In its Wednesday update Goldman said: "Forced selling to cover redemptions and deleveraging . . . has put downward pressure on selected stocks."

A favourite strategy of hedge fund managers during the bull market – mimicking the positions of others – has been turned on its head, Goldman said. "Buying the most concentrated stocks . . . has been a poor strategy during the current bear market."

The announcement last month that Ospraie Management was winding down its flagship fund encouraged predatory activity.

One Hong Kong-based manager sent a note urging friends to short emerging and mining shares favoured by Ospraie.

Some hedge fund managers say they have been monitoring the positions held by Ospraie, if only to be ready if other funds with the same positions are forced to liquidate their holdings.

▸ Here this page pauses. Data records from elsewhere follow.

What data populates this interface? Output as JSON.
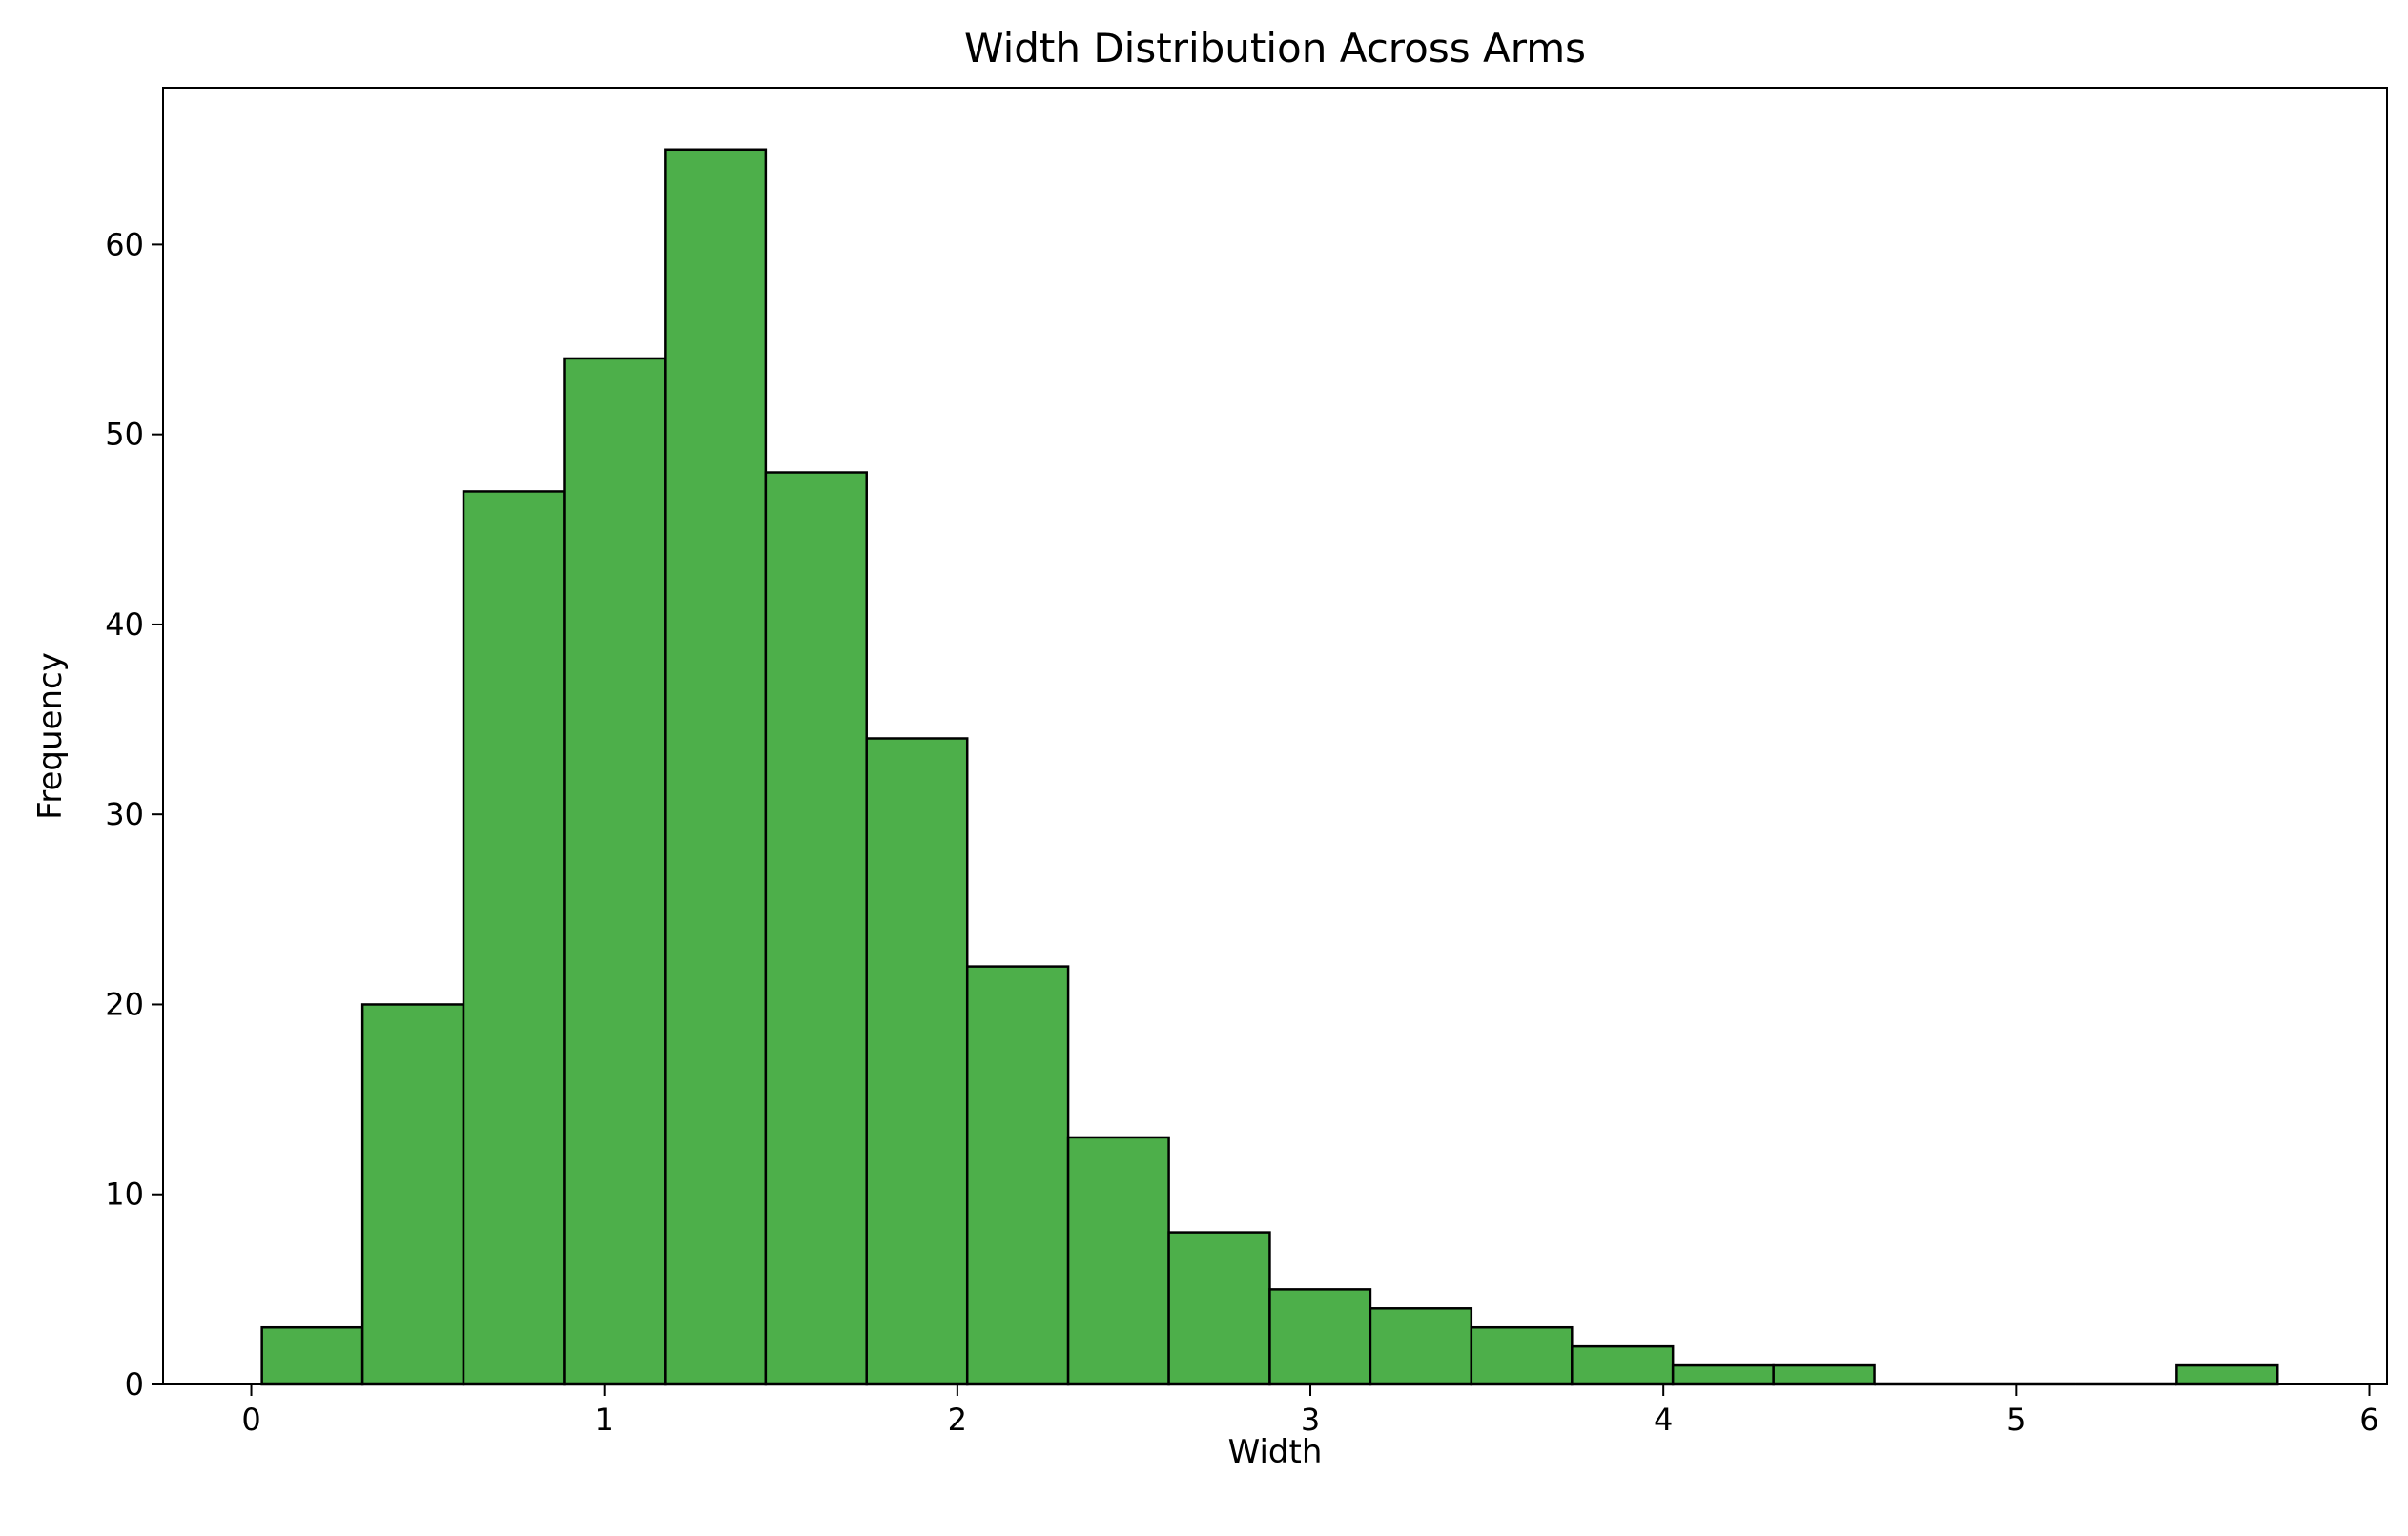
{
  "chart_data": {
    "type": "bar",
    "title": "Width Distribution Across Arms",
    "xlabel": "Width",
    "ylabel": "Frequency",
    "bar_color": "#4daf4a",
    "edge_color": "#000000",
    "xlim": [
      -0.25,
      6.05
    ],
    "ylim": [
      0,
      68.25
    ],
    "x_ticks": [
      0,
      1,
      2,
      3,
      4,
      5,
      6
    ],
    "y_ticks": [
      0,
      10,
      20,
      30,
      40,
      50,
      60
    ],
    "grid": false,
    "legend": "none",
    "bins": [
      {
        "x0": 0.03,
        "x1": 0.315,
        "count": 3
      },
      {
        "x0": 0.315,
        "x1": 0.601,
        "count": 20
      },
      {
        "x0": 0.601,
        "x1": 0.886,
        "count": 47
      },
      {
        "x0": 0.886,
        "x1": 1.172,
        "count": 54
      },
      {
        "x0": 1.172,
        "x1": 1.457,
        "count": 65
      },
      {
        "x0": 1.457,
        "x1": 1.743,
        "count": 48
      },
      {
        "x0": 1.743,
        "x1": 2.028,
        "count": 34
      },
      {
        "x0": 2.028,
        "x1": 2.314,
        "count": 22
      },
      {
        "x0": 2.314,
        "x1": 2.599,
        "count": 13
      },
      {
        "x0": 2.599,
        "x1": 2.885,
        "count": 8
      },
      {
        "x0": 2.885,
        "x1": 3.17,
        "count": 5
      },
      {
        "x0": 3.17,
        "x1": 3.456,
        "count": 4
      },
      {
        "x0": 3.456,
        "x1": 3.741,
        "count": 3
      },
      {
        "x0": 3.741,
        "x1": 4.027,
        "count": 2
      },
      {
        "x0": 4.027,
        "x1": 4.312,
        "count": 1
      },
      {
        "x0": 4.312,
        "x1": 4.598,
        "count": 1
      },
      {
        "x0": 4.598,
        "x1": 4.883,
        "count": 0
      },
      {
        "x0": 4.883,
        "x1": 5.169,
        "count": 0
      },
      {
        "x0": 5.169,
        "x1": 5.454,
        "count": 0
      },
      {
        "x0": 5.454,
        "x1": 5.74,
        "count": 1
      }
    ]
  }
}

"I certainly wouldn't want to be long any of these companies," said one. "I want to lock up six-month borrowing on these shares and short them."

Ospraie's founder, Dwight Anderson, told investors on September 4 that 60 per cent of its losses in July and August stemmed from equities, mainly in energy and mining.

Its largest position was in Xto Energy, which had dropped from $73.74 in June to just under $43 and was among the 20 most widely held stocks by hedge funds, according to Goldman, Mr Anderson said.

Firms are also monitoring Deutsche Bourse because of a big position in its shares held by Atticus, which has told investors in its main hedge fund it is down 25 per cent so far this year.

Greenlight Capital, the hedge fund run by David Einhorn, told investors in a letter on Wednesday it was down 17 per cent so far this year, in part because "investors have been unwinding trades that they otherwise believe make sense".

Greenlight said it would "try to be opportunistic" in response.